Inside Facebook’s plan to build a better school

Looking back, Mike Sego says, he was always meant to work in education. His dad taught fifth grade for 37 years, three of his older siblings were K-12 teachers, and he spent free time as a kid grading papers for fun. But like so many people who arrive in Silicon Valley after college, Sego first started working in tech. He worked on The Sims, and later got to know Mark Zuckerberg when his virtual pets game, (fluff)Friends, was one of the first hits on Facebook’s new games platform. Around that time, Zuckerberg had become interested in education as part of his philanthropy, donating $100 million to Newark schools in 2010. After a stint as CEO of Gaia Interactive, Sego decided to turn his attention to education. He called Zuckerberg and asked if they could work together.Not long after, Sego was touring Summit Denali, a public charter school in Sunnyvale, California. With him was Priscilla Chan, wife of the Facebook founder and his partner in philanthropy. They had been drawn to Summit Public Schools because of their striking success in preparing students for college: 99 percent of its graduating students have been accepted into at least one four-year college. And 55 percent of graduates go on to complete college, compared to a national average of 28 percent. The results are particularly compelling given the diverse makeup of the student population: only 20 percent of students are white, 48 percent qualify for free or reduced lunch, and 13 percent are English language learners.

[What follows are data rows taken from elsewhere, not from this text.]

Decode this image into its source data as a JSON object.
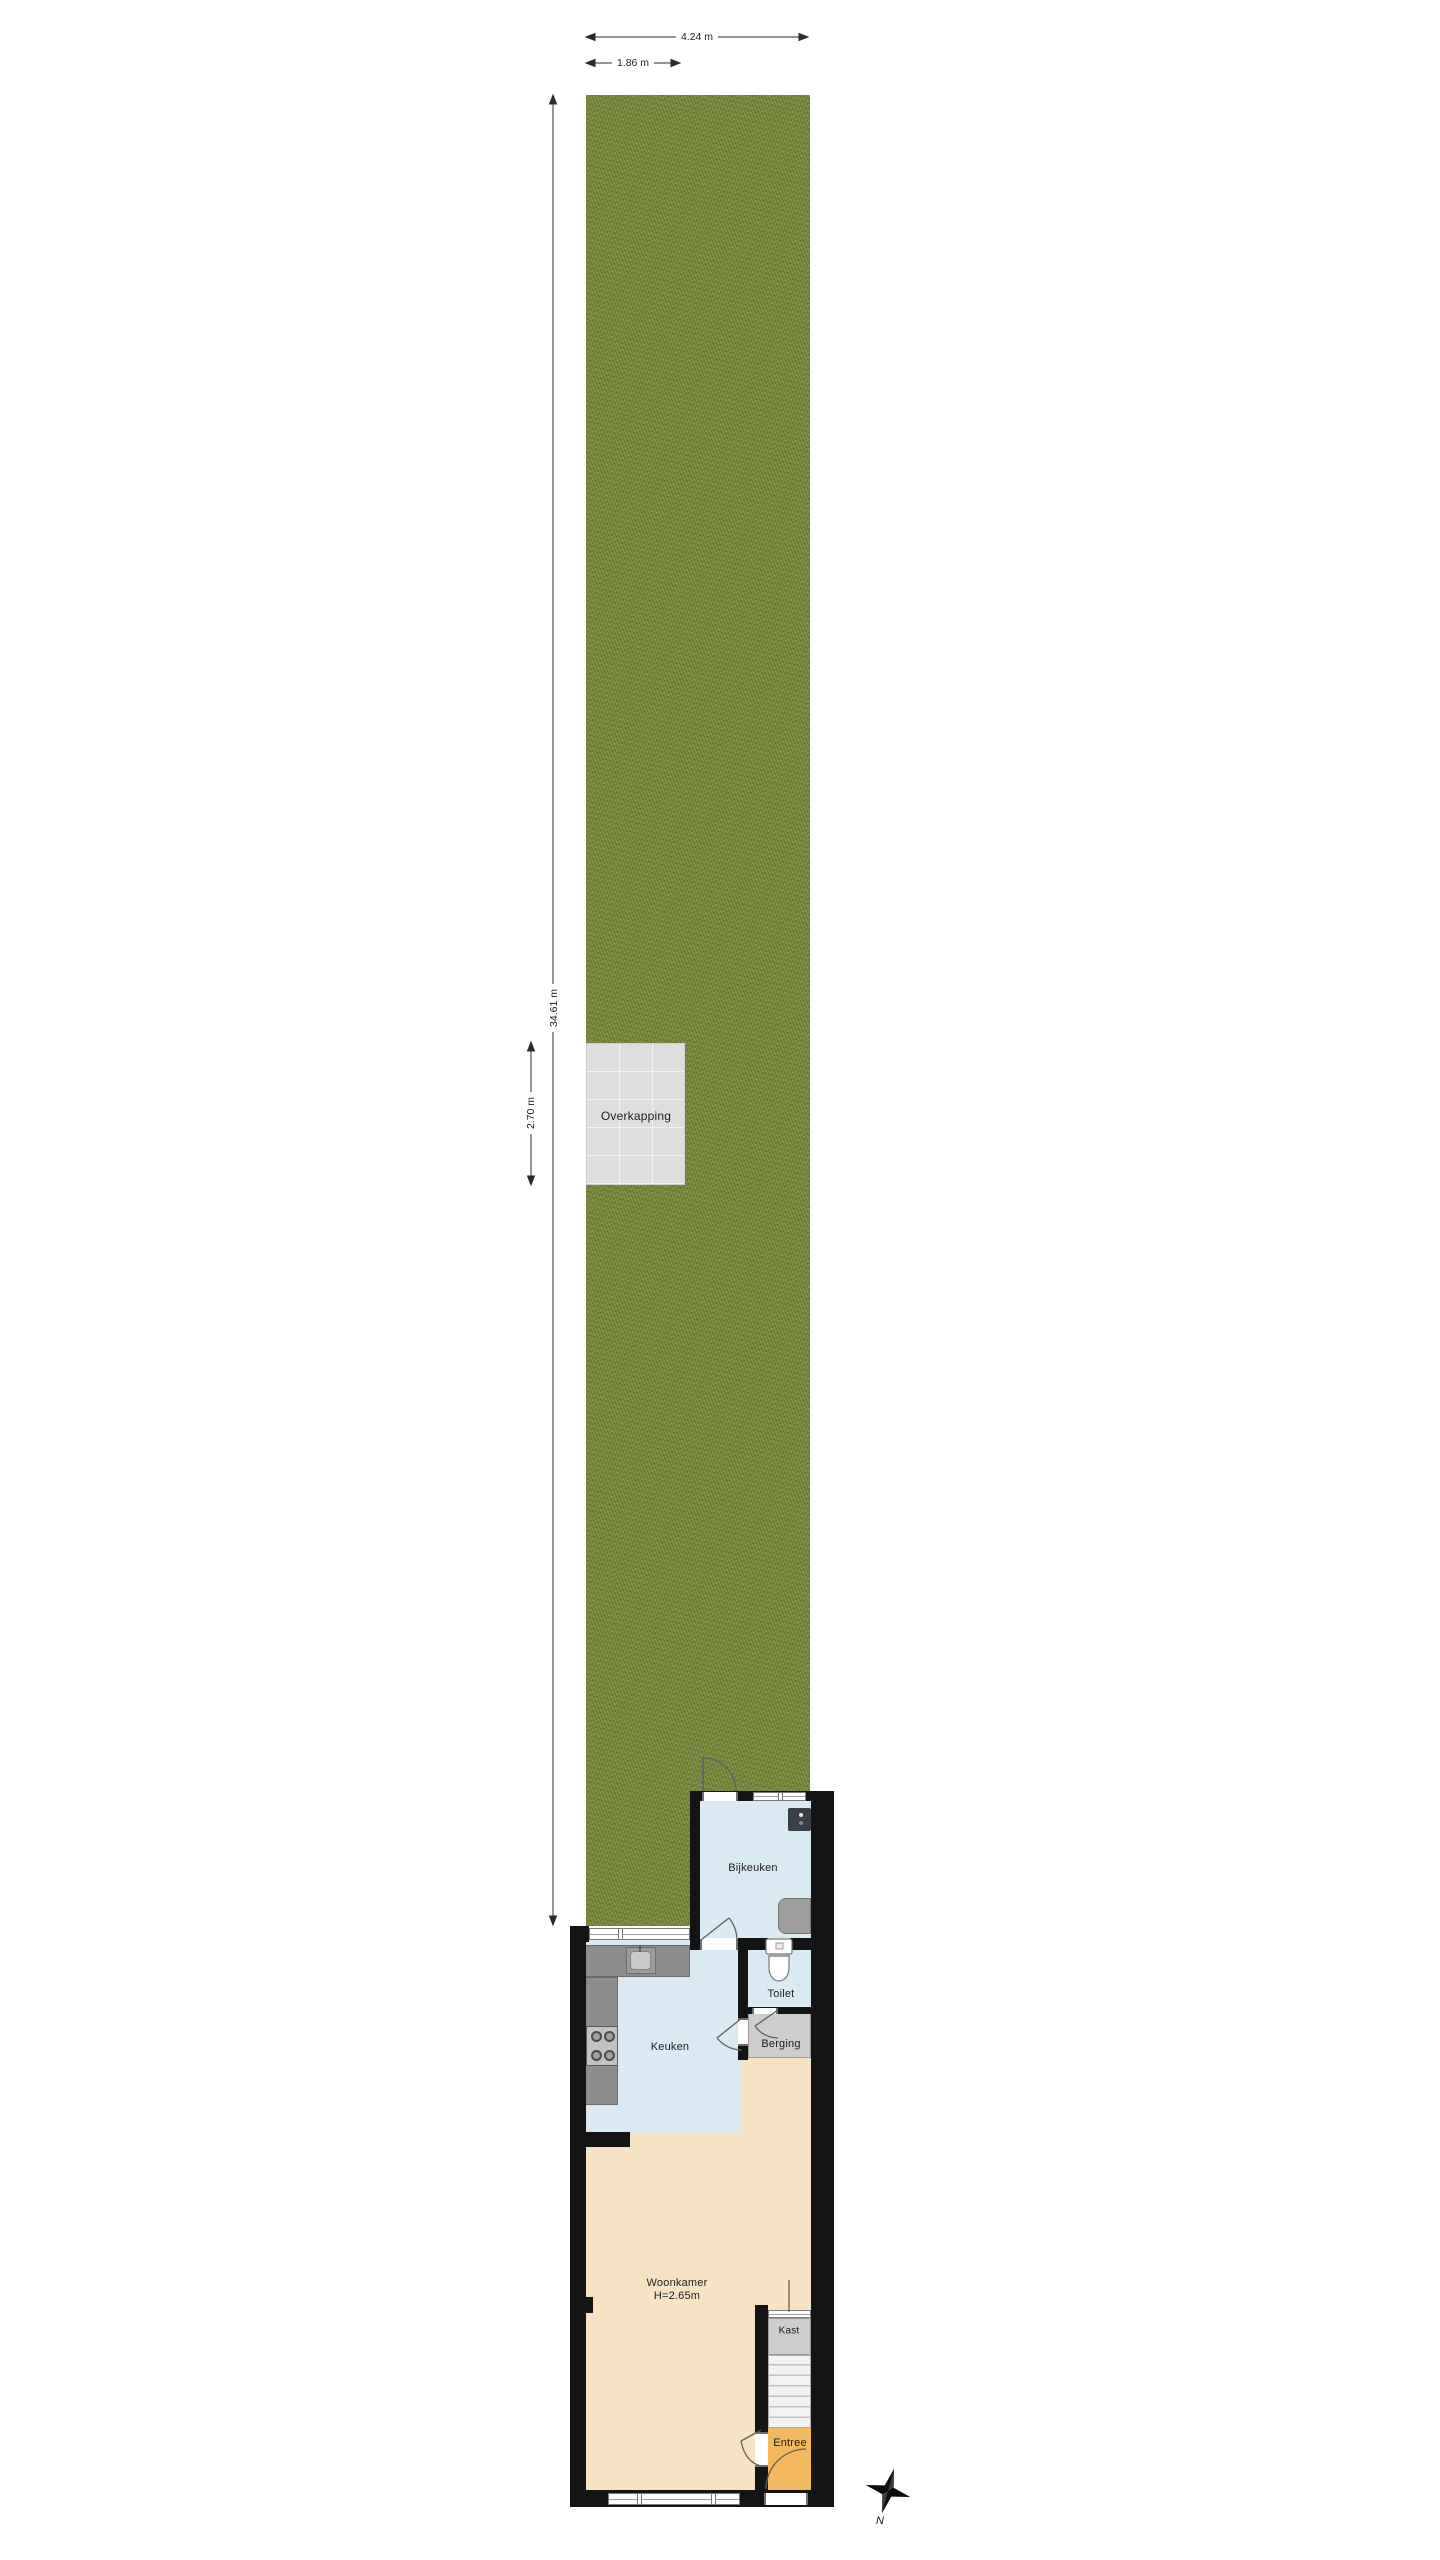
{
  "plan": {
    "dimensions": {
      "plot_width": "4.24 m",
      "overkapping_width": "1.86 m",
      "plot_depth": "34.61 m",
      "overkapping_depth": "2.70 m"
    },
    "rooms": {
      "overkapping": "Overkapping",
      "bijkeuken": "Bijkeuken",
      "toilet": "Toilet",
      "keuken": "Keuken",
      "berging": "Berging",
      "woonkamer": "Woonkamer",
      "woonkamer_ceiling": "H=2.65m",
      "kast": "Kast",
      "entree": "Entree"
    },
    "compass": {
      "north": "N"
    },
    "colors": {
      "grass": "#7d8e44",
      "room_blue": "#d9eaf2",
      "room_peach": "#f7e3c4",
      "room_orange": "#f2b95e",
      "room_gray": "#cdcdcd",
      "wall": "#141414"
    }
  }
}
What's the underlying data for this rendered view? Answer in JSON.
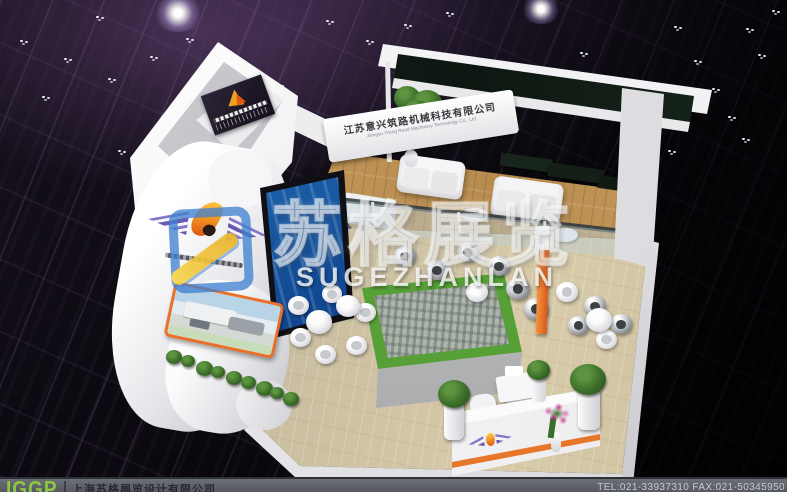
{
  "booth": {
    "header_sign": {
      "company_cn": "江苏意兴筑路机械科技有限公司",
      "company_en": "Jiangsu Yixing Road Machinery Technology Co., Ltd"
    }
  },
  "watermark": {
    "cn": "苏格展览",
    "en": "SUGEZHANLAN"
  },
  "footer": {
    "logo": "IGGP",
    "company": "上海苏格展览设计有限公司",
    "contact": "TEL:021-33937310  FAX:021-50345950"
  },
  "colors": {
    "accent_orange": "#e8762a",
    "footer_logo_green": "#8dc63f",
    "screen_blue": "#1b5fa8",
    "plant_green": "#3c6e2a",
    "wood_floor": "#c89e60",
    "watermark_blue": "#3e80d0",
    "watermark_yellow": "#eab225",
    "ceiling_purple": "#9e68b2"
  }
}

99 PERCENT OF STUDENTS ARE ADMITTED TO A FOUR-YEAR COLLEGE
Summit says it outperforms most schools thanks to a program that lets students learn at their own pace, work on projects rather than listening to lectures, and receive regular one-on-one mentoring from their teachers. Educators there call it personalized learning, and being a product of Silicon Valley, it’s supported on the back end by software. Priscilla Chan was sufficiently impressed with her tour that she told her husband he should see it himself. After a visit of his own, he asked Summit’s founder and CEO, Diane Tavenner, if she was seeking donations. Actually, Tavenner said, what Summit really needs is code.What followed was an improbable collaboration that resulted in the announcement of a partnership today between Facebook and Summit that will make their software available to other public schools. A pilot program is taking place around the country this year; eventually, Facebook and Summit plan to offer the software to any school that wants it. The partnership, which Sego is leading, has already produced a working tool that is used by students and teachers in 13 states and 20 schools. Facebook is giving it away for free, and says it plans to do so indefinitely. But Facebook’s tentative move into education, which in some ways resembles Google’s efforts in the classroom, could open up new business possibilities down the line — and might send a shiver down the spine of smaller education-technology startups in the meantime. To get an idea of what impressed Zuckerberg and crew about Summit, it helps to spend a day at one of its 11 schools. I stopped in at Denali, a middle school that opened in 2013, during the third week of instruction. The school occupies a single square-shaped building in an office park near US Highway 101, Silicon Valley’s main artery. Denali currently serves about 300 sixth, seventh, and eighth graders, and plans to eventually expand into a combined middle and high school with 700 students.